42-year-old Sergey Aleynikov was charged and convicted in 2010 under the Economic Espionage Act of 1996 (EEA). Aleynikov had no problems acknowledging what he did, but he also pointed out that downloading code from the bank was not a criminal act under the EEA because the code wasn't used in interstate commerce. The EEA only covers products that are designed for interstate or foreign commerce.
The federal appeals court agreed with his argument back in February and reversed the conviction. The judges announced their ruling without explanation, adding that a written explanation would follow "in due course." With the explanation now published, the document reveals that Goldman's trading system was considered as neither "produced for" or "placed in" interstate or foreign commerce. The company also didn't have any intention of selling its system or licensing it to anyone.
"The enormous profits the system yielded for Goldman depended on no one else having it," the judges wrote. "Because the HFT system was not designed to enter or pass in commerce, or to make something that does, Aleynikov’s theft of source code relating to that system was not an offense under the EEA."
The ruling also addresses an argument by the government which claims that code is considered physical property and covered under a 1988 amendment to the NSPA. Prosecutors insisted that the amendment reflected an intent by Congress to include non-physical forms of property in the law such as Aleynikov’s theft of the source code. But the judges denied the claim, stating that the 24-year-old amendment referred to the transfer and transmission of money.

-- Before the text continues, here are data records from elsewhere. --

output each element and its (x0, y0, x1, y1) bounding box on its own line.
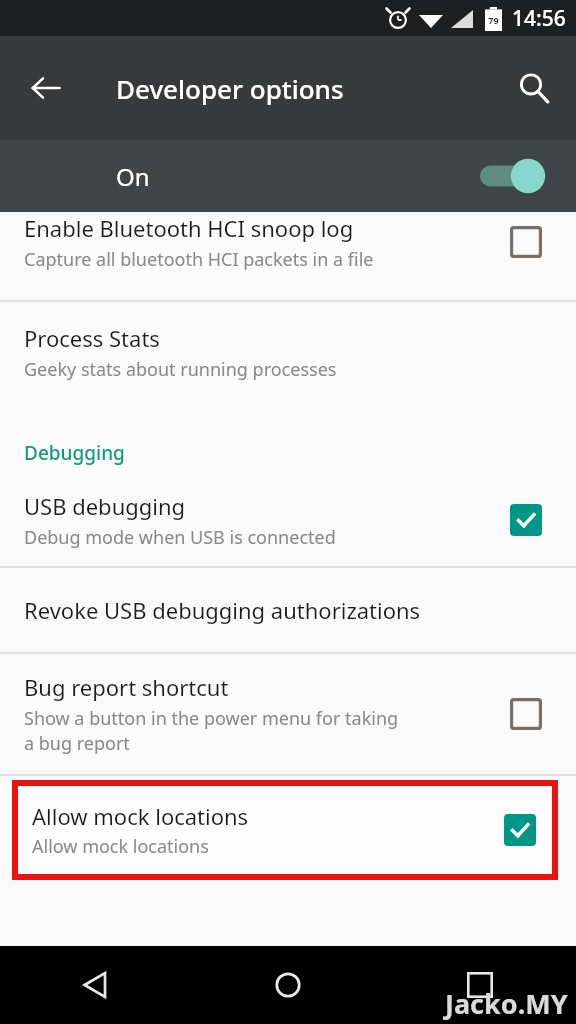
button[interactable]: Enable Bluetooth HCI snoop log (0, 212, 576, 300)
button[interactable]: Recent apps (384, 946, 576, 1024)
button[interactable]: Bug report shortcut (0, 654, 576, 774)
staticText: Developer options (116, 71, 344, 106)
staticText: Revoke USB debugging authorizations (24, 595, 421, 625)
staticText: 79 (488, 14, 499, 26)
staticText: Capture all bluetooth HCI packets in a f… (24, 247, 374, 272)
button[interactable]: Unchecked (504, 692, 548, 736)
button[interactable]: Revoke USB debugging authorizations (0, 568, 576, 652)
button[interactable]: On (0, 140, 576, 212)
button[interactable]: Back (18, 60, 74, 116)
staticText: 14:56 (512, 4, 566, 33)
staticText: Allow mock locations (32, 834, 209, 859)
button[interactable]: Unchecked (504, 220, 548, 264)
staticText: a bug report (24, 731, 130, 756)
button[interactable]: Process Stats (0, 302, 576, 402)
button[interactable]: Checked (498, 808, 542, 852)
staticText: Show a button in the power menu for taki… (24, 706, 399, 731)
button[interactable]: Allow mock locations (18, 786, 552, 874)
button[interactable]: Home (192, 946, 384, 1024)
staticText: Jacko.MY (445, 985, 568, 1022)
staticText: Geeky stats about running processes (24, 357, 337, 382)
staticText: Debugging (24, 440, 125, 466)
staticText: Bug report shortcut (24, 672, 229, 702)
staticText: Process Stats (24, 323, 160, 353)
staticText: Allow mock locations (32, 801, 249, 831)
button[interactable]: USB debugging (0, 474, 576, 566)
staticText: USB debugging (24, 491, 186, 521)
staticText: Enable Bluetooth HCI snoop log (24, 213, 354, 243)
button[interactable]: Search (506, 60, 562, 116)
staticText: On (116, 160, 150, 193)
button[interactable]: Back (0, 946, 192, 1024)
staticText: Debug mode when USB is connected (24, 525, 336, 550)
button[interactable]: Checked (504, 498, 548, 542)
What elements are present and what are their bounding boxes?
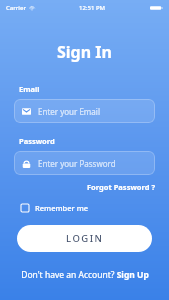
button[interactable]: Forgot Password ? <box>85 180 157 194</box>
button[interactable]: Email <box>14 99 155 123</box>
staticText: Sign In <box>57 41 112 63</box>
other: Password <box>22 159 31 168</box>
staticText: Enter your Email <box>38 106 100 117</box>
other: Email <box>22 107 31 116</box>
staticText: Remember me <box>35 203 89 213</box>
button[interactable]: Password <box>14 151 155 175</box>
staticText: Password <box>19 136 55 146</box>
staticText: Carrier <box>6 4 26 12</box>
button[interactable]: Don't have an Account? Sign Up <box>17 267 153 283</box>
staticText: Email <box>19 84 40 94</box>
staticText: Forgot Password ? <box>87 182 155 192</box>
button[interactable]: Remember me <box>19 200 91 216</box>
staticText: Don't have an Account? Sign Up <box>21 269 149 281</box>
staticText: LOGIN <box>66 232 104 245</box>
staticText: Enter your Password <box>38 158 116 169</box>
staticText: 12:51 PM <box>79 4 106 12</box>
button[interactable]: LOGIN <box>17 225 152 252</box>
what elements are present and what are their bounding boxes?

"We decline to stretch or update statutory words of plain and ordinary meaning in order to better accommodate the digital age," the judges wrote.
Circuit Judge Guido Calabresi, who agreed with the majority opinion and the way the judges had reached it, said Aleynikov would not have gotten off if the EEA had been better written. “[It] is hard for me to conclude that Congress, in this law, actually meant to exempt the kind of behavior in which Aleynikov engaged" he said. "[I] hope that Congress will return to the issue and state, in appropriate language, what I believe they meant to make criminal in the EEA."
Aleynikov allegedly made several copies of the code and had it on his laptop when he met his new employers at Teza Technologies in Chicago. Goldman Sachs discovered the theft after it began monitoring HTTPS transfers and saw a large volume of data leaving its network. Once arrested, Aleynikov acknowledged taking the code, but was primarily trying to get open source software files on which he had worked. The collection of proprietary files was merely accidental, he claimed.